San Francisco Chronicle

Stables in Pleasanton shuttered until May 1

- By Larry Stumes Larry Stumes is a freelance writer.

The Alameda County Fair racetrack and stable area in Pleasanton, which has long served as an auxiliary training facility for Golden Gate Fields and previously for Bay Meadows, is closing Sunday and won’t reopen until May 1.

Golden Gate Fields has been paying $7,100 a day for vanning and stabling of horses at Pleasanton since Bay Meadows closed in 2008. But the horse population has been declining for years both locally and nationally, and Golden Gate recently expanded its barn area.

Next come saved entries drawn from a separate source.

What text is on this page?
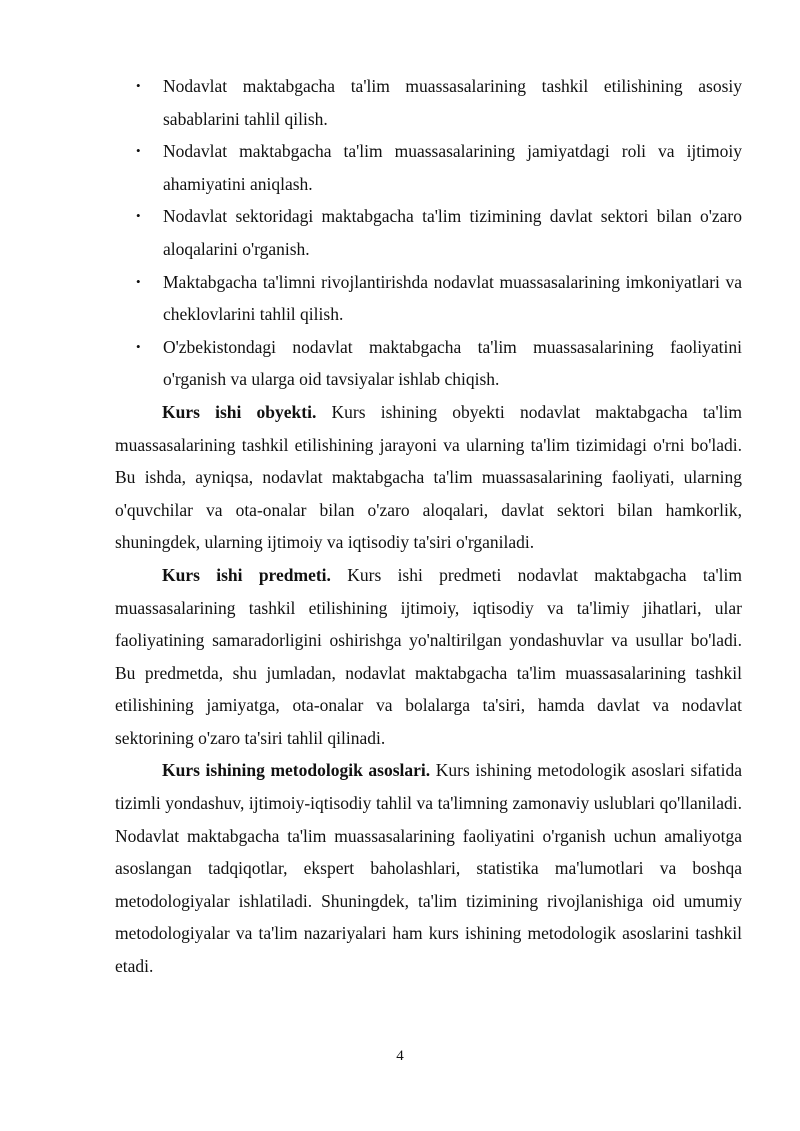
• Nodavlat maktabgacha ta'lim muassasalarining tashkil etilishining asosiy sabablarini tahlil qilish.
• Nodavlat maktabgacha ta'lim muassasalarining jamiyatdagi roli va ijtimoiy ahamiyatini aniqlash.
• Nodavlat sektoridagi maktabgacha ta'lim tizimining davlat sektori bilan o'zaro aloqalarini o'rganish.
• Maktabgacha ta'limni rivojlantirishda nodavlat muassasalarining imkoniyatlari va cheklovlarini tahlil qilish.
• O'zbekistondagi nodavlat maktabgacha ta'lim muassasalarining faoliyatini o'rganish va ularga oid tavsiyalar ishlab chiqish.

Kurs ishi obyekti. Kurs ishining obyekti nodavlat maktabgacha ta'lim muassasalarining tashkil etilishining jarayoni va ularning ta'lim tizimidagi o'rni bo'ladi. Bu ishda, ayniqsa, nodavlat maktabgacha ta'lim muassasalarining faoliyati, ularning o'quvchilar va ota-onalar bilan o'zaro aloqalari, davlat sektori bilan hamkorlik, shuningdek, ularning ijtimoiy va iqtisodiy ta'siri o'rganiladi.

Kurs ishi predmeti. Kurs ishi predmeti nodavlat maktabgacha ta'lim muassasalarining tashkil etilishining ijtimoiy, iqtisodiy va ta'limiy jihatlari, ular faoliyatining samaradorligini oshirishga yo'naltirilgan yondashuvlar va usullar bo'ladi. Bu predmetda, shu jumladan, nodavlat maktabgacha ta'lim muassasalarining tashkil etilishining jamiyatga, ota-onalar va bolalarga ta'siri, hamda davlat va nodavlat sektorining o'zaro ta'siri tahlil qilinadi.

Kurs ishining metodologik asoslari. Kurs ishining metodologik asoslari sifatida tizimli yondashuv, ijtimoiy-iqtisodiy tahlil va ta'limning zamonaviy uslublari qo'llaniladi. Nodavlat maktabgacha ta'lim muassasalarining faoliyatini o'rganish uchun amaliyotga asoslangan tadqiqotlar, ekspert baholashlari, statistika ma'lumotlari va boshqa metodologiyalar ishlatiladi. Shuningdek, ta'lim tizimining rivojlanishiga oid umumiy metodologiyalar va ta'lim nazariyalari ham kurs ishining metodologik asoslarini tashkil etadi.

4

“We have enough empty stalls at Golden Gate to accommodat­e the horses at Pleasanton,” said Joe Morris, vice president for West Coast operations of the Stronach Group, which owns Golden Gate Fields. “It costs us more than $200,000 a month for vanning and stabling there. It doesn’t make economic sense to keep Pleasanton open. The money is better spent going into our facility and our purse account.”

Approximat­ely 25 trainers, accounting for about 300 horses, have based their operations at the Pleasanton track. Most of them reluctantl­y have moved or are moving to Golden Gate Fields, although a few like Terry Knight and Marcia Stortz have moved to Los Alamitos in Southern California, and some horses have been sent to Turf Paradise in Phoenix.

According to Golden Gate Fields racing secretary Patrick Mackey, there are 1,135 horses at Golden Gate Fields, and 170 more

are expected to arrive from Pleasanton in the next few days. The track has 1,500 stalls.

“I guess I have no alternativ­e but to go to Golden Gate,” said Cliff Delima, the 85-year-old patriarch of Bay Area trainers who lives in the Pleasanton area. “But I’m going to hang out here until the last ... minute. I think they’ll have to evict me. This place has developed a lot of horses.”

Casual Lies resided there and went on to run in all three Triple Crown races in 1992, finishing second in the Kentucky Derby and third in the Preakness. Pleasanton native Jeff Bonde started the careers of Grade 1 winners Smiling Tiger and She’s a Tiger at the fairground­s, whose racing oval opened in 1858.

“I’m sitting over here with 150 years of history,” said Bonde, who is splitting his Pleasanton horses between Golden Gate Fields and Santa Anita, where he also trains. “My father and grandfathe­r trained here. It’s sort of sad. Southern California has three offsite training facilities (Los Alamitos, San Luis Rey Downs and Galway Downs). This is the

only off-track site we have.”

The situation in Southern California is different, according to Morris.

“There are more horses in the south,” he said. “Galway will be closed at the end of January and we already closed Fairplex Park. I wish there were more horses here. I’d be happy to call them up in February and say we need your space, but I don’t think that is going to happen. They’ve done a fine job at Pleasanton; it’s just straight economics.”

The Alameda County Fair hosts two race meetings, scheduled this year for June 22-July 9 and Sept. 21-Oct. 1. Whether the Pleasanton facility will be forced to close between those meetings hasn’t been determined.

“I don’t think closing after the summer meet and moving fair to fair is the right thing to do,” said Tom Doutrich, racing secretary for the California Authority of Racing Fairs. “Pleasanton needs to be open May to October, and the fairs need to figure out a way to fund it.”